Can a typo ruin a business – or the world? The answer is less obvious (and much more scary) than you think.
The news drowned almost completely among stories from Ukraine, California, Australia and the far east. After all it wasn’t life threatening in itself. But it could have been. For at least 12 hours in late July, most of Apple’s Internet traffic was routed through Russia. Seemingly minor. 12 hours is nothing, is it? Indeed it is – this is seriously big. Even 15 minutes would be big. Because this shouldn’t be possible. The fact that it is, brings up all kinds of interesting scenarios – but let’s take a quick look at the facts first:
- Rerouting traffic in the Internet is technically easy, as it must be. The traffic is enormous, the dependency almost total and rapid rerouting means resiliency. It actually happens all the time to get around small or large outages, planned changes, maintenance etc.
- The ‘accident’ involving Apple’s traffic didn’t disrupt any service, but slowed down traffic and reduced capacity for a while.
- It is not obvious that the ‘accident’ – caused by Russian ISP Rostelecom – was malicious or intentional. It cannot be ruled out, but an accidental typo (!) is more likely: The rerouted address (owned by Apple) was 18.104.22.168/19 while an almost identical address, 22.214.171.124/19 – is owned by Rostelecom. The difference is – in technical terms – one single bit. A Rostelecom operator may simply have mistyped the address in a configuration file.
- Apple took appropriate action less than an hour after it happened, but there is only so much you can do in a hurry when something like this happens. Thus the 12 hours to restore ‘normal’ flow of traffic.
Fascinating or scary depending on your point of view. Fascinating as in ‘can a typo really cause that much harm?’ The answer is ‘yes, but’ and let me get back to the ‘but’ in a minute. Scary as in ‘can the Internet really be brought down that easily’? This time the answer is ‘no, but’. The Internet as a whole is extremely robust. Smaller or larger parts can be brought down – by typos, acts of terror, solar storms, acts of nature etc., but hardly the entire net. In the case at hand, if Rostelecom wanted to sabotage Apple, they could have sent all the traffic to ‘/dev/null’ which is tech-speak for ‘black hole’, effectively blocking users and customers from reaching the company. They may in fact not have been aware of the error until contacted by the regional Internet authority.
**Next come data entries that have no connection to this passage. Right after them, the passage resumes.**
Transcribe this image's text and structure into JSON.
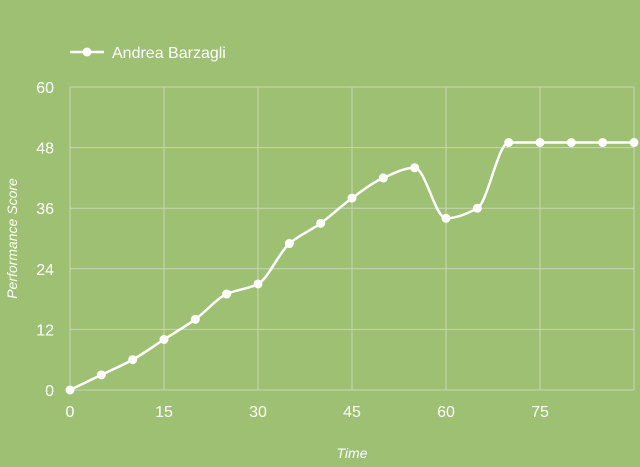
{
  "chart_data": {
    "type": "line",
    "title": "",
    "xlabel": "Time",
    "ylabel": "Performance Score",
    "xlim": [
      0,
      90
    ],
    "ylim": [
      0,
      60
    ],
    "x_ticks": [
      0,
      15,
      30,
      45,
      60,
      75
    ],
    "y_ticks": [
      0,
      12,
      24,
      36,
      48,
      60
    ],
    "grid": true,
    "legend_position": "top-left",
    "colors": {
      "background": "#9dc073",
      "grid": "#c9d6b7",
      "axis": "#c9d6b7",
      "line": "#ffffff",
      "text": "#ffffff"
    },
    "series": [
      {
        "name": "Andrea Barzagli",
        "smooth": true,
        "x": [
          0,
          5,
          10,
          15,
          20,
          25,
          30,
          35,
          40,
          45,
          50,
          55,
          60,
          65,
          70,
          75,
          80,
          85,
          90
        ],
        "y": [
          0,
          3,
          6,
          10,
          14,
          19,
          21,
          29,
          33,
          38,
          42,
          44,
          34,
          36,
          49,
          49,
          49,
          49,
          49
        ]
      }
    ]
  }
}
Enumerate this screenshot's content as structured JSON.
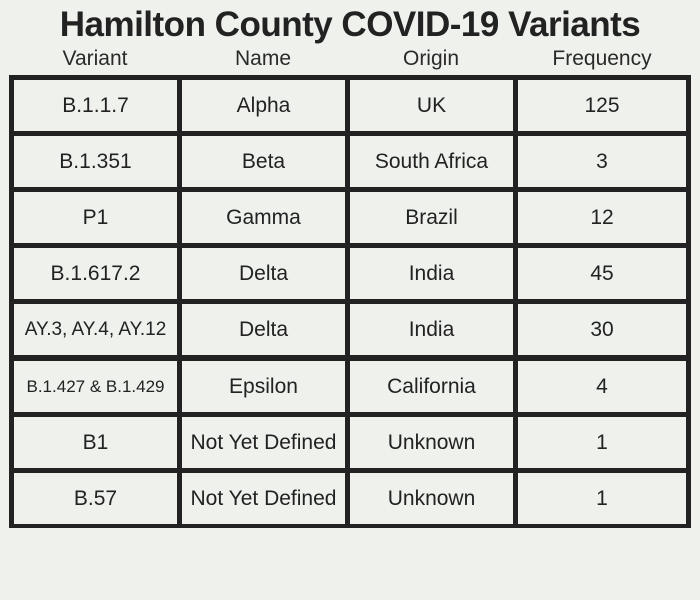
{
  "chart_data": {
    "type": "table",
    "title": "Hamilton County COVID-19 Variants",
    "columns": [
      "Variant",
      "Name",
      "Origin",
      "Frequency"
    ],
    "rows": [
      {
        "variant": "B.1.1.7",
        "name": "Alpha",
        "origin": "UK",
        "frequency": "125"
      },
      {
        "variant": "B.1.351",
        "name": "Beta",
        "origin": "South Africa",
        "frequency": "3"
      },
      {
        "variant": "P1",
        "name": "Gamma",
        "origin": "Brazil",
        "frequency": "12"
      },
      {
        "variant": "B.1.617.2",
        "name": "Delta",
        "origin": "India",
        "frequency": "45"
      },
      {
        "variant": "AY.3, AY.4, AY.12",
        "name": "Delta",
        "origin": "India",
        "frequency": "30"
      },
      {
        "variant": "B.1.427 & B.1.429",
        "name": "Epsilon",
        "origin": "California",
        "frequency": "4"
      },
      {
        "variant": "B1",
        "name": "Not Yet Defined",
        "origin": "Unknown",
        "frequency": "1"
      },
      {
        "variant": "B.57",
        "name": "Not Yet Defined",
        "origin": "Unknown",
        "frequency": "1"
      }
    ]
  },
  "colors": {
    "background": "#eef1ec",
    "border": "#222222",
    "text": "#222222"
  }
}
Can this happen to say, the French military, the German government, the White House, the Navy, Facebook or Amazon – to mention a few? Possibly. Actually it did happen to parts of Amazon’s network just a couple of years ago, when an ISP operator in Pakistan mistyped an address and sent lots of asian Amazon traffic astray.
In other words, this is not a new thing. It has happened (big time) at least 4 times in the last couple of years, which demonstrates how fragile parts of the Internet is. That said, and as alluded to earlier: The same mechanism that makes this type of failure or hijacking possible, is also the reason the Internet is so resilient.
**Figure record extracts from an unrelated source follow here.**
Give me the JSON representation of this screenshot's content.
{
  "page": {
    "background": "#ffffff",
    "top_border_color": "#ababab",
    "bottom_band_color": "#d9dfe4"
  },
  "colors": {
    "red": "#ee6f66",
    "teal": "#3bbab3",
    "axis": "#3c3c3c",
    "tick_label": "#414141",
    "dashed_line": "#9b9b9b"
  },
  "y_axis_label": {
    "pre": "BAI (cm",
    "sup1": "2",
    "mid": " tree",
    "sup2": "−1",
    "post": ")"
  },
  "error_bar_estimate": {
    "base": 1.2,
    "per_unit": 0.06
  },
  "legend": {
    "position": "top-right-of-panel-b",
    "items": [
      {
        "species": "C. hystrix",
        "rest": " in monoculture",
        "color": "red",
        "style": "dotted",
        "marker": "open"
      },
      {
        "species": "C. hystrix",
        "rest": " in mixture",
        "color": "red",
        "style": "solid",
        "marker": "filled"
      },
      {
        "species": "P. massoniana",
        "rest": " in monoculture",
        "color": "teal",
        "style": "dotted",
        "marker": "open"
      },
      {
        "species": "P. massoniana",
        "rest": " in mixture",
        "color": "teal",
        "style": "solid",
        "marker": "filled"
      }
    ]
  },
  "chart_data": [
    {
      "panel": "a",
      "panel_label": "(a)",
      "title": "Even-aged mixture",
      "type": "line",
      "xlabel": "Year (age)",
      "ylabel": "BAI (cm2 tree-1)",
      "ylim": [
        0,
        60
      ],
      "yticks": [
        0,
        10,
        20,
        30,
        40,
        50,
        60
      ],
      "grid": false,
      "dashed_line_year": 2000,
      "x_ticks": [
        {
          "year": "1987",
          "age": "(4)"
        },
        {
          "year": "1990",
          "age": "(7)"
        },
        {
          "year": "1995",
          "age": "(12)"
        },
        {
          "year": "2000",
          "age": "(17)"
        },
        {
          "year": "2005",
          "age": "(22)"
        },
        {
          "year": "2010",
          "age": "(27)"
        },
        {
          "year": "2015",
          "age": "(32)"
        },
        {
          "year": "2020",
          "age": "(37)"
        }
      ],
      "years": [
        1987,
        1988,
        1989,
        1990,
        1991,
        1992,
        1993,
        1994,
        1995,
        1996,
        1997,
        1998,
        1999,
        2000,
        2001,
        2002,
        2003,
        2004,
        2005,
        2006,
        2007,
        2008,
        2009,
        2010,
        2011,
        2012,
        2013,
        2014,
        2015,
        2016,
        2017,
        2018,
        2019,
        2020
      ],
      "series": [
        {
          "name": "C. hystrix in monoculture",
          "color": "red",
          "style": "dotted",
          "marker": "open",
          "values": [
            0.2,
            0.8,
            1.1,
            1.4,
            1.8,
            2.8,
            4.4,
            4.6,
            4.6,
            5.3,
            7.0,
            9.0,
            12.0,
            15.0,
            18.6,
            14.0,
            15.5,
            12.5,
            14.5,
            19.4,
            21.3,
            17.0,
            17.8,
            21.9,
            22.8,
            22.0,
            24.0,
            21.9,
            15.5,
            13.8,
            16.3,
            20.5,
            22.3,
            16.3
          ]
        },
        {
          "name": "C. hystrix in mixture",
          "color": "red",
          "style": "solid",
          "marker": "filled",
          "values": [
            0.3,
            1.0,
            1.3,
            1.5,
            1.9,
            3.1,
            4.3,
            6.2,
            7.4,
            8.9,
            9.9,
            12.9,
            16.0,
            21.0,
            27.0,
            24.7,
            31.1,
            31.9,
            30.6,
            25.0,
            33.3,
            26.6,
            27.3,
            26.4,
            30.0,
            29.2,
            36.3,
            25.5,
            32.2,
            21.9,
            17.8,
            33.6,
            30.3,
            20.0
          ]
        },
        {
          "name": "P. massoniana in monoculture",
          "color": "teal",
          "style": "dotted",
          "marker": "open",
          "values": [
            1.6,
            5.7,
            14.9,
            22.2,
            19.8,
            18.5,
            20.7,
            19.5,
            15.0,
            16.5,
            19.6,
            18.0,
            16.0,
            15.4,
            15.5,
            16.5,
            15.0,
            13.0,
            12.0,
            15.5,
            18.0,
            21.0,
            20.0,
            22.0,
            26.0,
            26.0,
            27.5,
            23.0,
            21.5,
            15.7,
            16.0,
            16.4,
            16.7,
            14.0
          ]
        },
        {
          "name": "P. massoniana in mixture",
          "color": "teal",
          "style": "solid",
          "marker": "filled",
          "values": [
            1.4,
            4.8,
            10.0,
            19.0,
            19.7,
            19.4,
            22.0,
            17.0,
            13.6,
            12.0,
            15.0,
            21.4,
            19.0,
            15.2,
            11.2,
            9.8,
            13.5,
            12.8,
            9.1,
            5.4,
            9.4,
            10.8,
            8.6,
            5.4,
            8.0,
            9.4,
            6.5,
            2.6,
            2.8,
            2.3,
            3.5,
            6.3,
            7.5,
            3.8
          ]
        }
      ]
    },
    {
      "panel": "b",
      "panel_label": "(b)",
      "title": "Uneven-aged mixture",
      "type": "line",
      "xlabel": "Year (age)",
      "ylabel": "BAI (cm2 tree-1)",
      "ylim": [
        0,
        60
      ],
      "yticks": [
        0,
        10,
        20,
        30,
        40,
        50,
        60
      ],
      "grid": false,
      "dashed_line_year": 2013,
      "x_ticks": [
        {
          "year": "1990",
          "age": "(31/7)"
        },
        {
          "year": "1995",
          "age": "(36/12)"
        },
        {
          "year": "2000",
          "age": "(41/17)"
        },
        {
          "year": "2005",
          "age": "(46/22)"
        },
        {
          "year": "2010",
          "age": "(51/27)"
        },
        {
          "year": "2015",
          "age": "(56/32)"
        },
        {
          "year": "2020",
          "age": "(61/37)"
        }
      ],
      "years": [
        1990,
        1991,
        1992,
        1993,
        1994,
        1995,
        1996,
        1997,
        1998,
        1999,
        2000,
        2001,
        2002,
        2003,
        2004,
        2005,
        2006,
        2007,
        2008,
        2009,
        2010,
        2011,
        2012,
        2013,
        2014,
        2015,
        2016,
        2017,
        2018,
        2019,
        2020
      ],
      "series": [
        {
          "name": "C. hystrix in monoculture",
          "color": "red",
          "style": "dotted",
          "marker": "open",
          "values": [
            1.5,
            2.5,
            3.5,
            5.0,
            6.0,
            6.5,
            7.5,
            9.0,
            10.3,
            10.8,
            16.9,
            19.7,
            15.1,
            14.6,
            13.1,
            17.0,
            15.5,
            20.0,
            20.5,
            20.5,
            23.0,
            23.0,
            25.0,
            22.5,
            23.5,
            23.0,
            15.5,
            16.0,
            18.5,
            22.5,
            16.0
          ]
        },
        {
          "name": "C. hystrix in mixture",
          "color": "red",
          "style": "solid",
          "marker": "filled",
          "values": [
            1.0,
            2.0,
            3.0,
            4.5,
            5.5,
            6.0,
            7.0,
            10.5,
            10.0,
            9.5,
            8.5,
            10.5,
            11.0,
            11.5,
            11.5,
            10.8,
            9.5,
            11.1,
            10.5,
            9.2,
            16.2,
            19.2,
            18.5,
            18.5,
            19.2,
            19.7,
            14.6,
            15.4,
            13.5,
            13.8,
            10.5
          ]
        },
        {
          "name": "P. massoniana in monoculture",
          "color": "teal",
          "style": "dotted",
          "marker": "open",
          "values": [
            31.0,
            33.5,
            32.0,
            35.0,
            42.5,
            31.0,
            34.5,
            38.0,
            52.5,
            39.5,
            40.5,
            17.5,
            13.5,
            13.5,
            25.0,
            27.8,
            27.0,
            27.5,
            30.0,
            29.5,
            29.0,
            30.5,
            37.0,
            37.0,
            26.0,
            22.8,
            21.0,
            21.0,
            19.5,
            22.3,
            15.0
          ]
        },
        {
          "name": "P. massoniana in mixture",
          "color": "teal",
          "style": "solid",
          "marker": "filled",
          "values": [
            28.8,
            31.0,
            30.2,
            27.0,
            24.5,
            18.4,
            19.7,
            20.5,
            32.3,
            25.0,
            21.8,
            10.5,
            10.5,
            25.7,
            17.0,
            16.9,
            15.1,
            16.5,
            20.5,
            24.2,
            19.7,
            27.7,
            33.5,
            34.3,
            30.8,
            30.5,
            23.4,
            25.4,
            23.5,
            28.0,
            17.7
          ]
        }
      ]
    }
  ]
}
Which brings us to the good news: It is possible for companies like Apple, Amazon etc, government bodies and big ISPs – owners of Internet address blocks – to protect themselves from such accidents. The protection mechanism has been in operation for many years, and it’s actually shame on Apple that this particular incident happened. Known in the tech community as ‘Route Origin Authorization’ or ‘ROA’, the mechanism has existed since 2012 and been in widespread use for more than 5 years.
In other words, the Apple/Rostelecom incident is more of a reminder to all Internet operators to keep their house in order than a reason for grave security concern: It’s a threat easily dealt with.
The next and just as important question is ‘what’s the actual risk’ when such incidents happens? Here’s more good news: Apart from the denial-of-service threat I already mentioned, there is little to worry about. Almost all traffic on the Internet these days is encrypted. Light encryption (SSL) for regular email and browser/web-traffic, ‘heavy’ encryption for most other types. Very different from 10 years ago and very encouraging for users and security professionals alike.
Which brings us to the final point, about operators, operations and responsibility. Ultimately, this and many other incidents were small operator errors with big consequences. Why do they happen, who’s to blame and what is being done about it? As always, when the ‘blame’-card is played, tensions rise and discussions get heated. Even with rigorous quality controls in place, configuration errors will occur and early detection is important to catch them fast. Continuous network monitoring is the name of the game, but there is a ‘turf problem’. While network configuration and maintenance is the responsibility of the NOC, Network Operations Center, the SOC – Security Operations Center – has the best tools to detect errors. Not a problem, right? They work closely together anyway. Except in many cases they don’t. It’s time to change that. Actually it’s critical.
Expert John Pescatore of the SANS Institute put it this way:
When you look at which groups have responsibility for availability and integrity of critical services, IT ops and Network ops really carry the bulk of the responsibility and authority, not security. But many of the tools and services that security uses will detect misconfigurations before IT/Network ops does. Integrated SOC/NOCs bring many benefits, next best thing is common or at least integrated tools being used across the groups.
Touché. The day Apple was Russian was a short day with small consequences – and a big warning.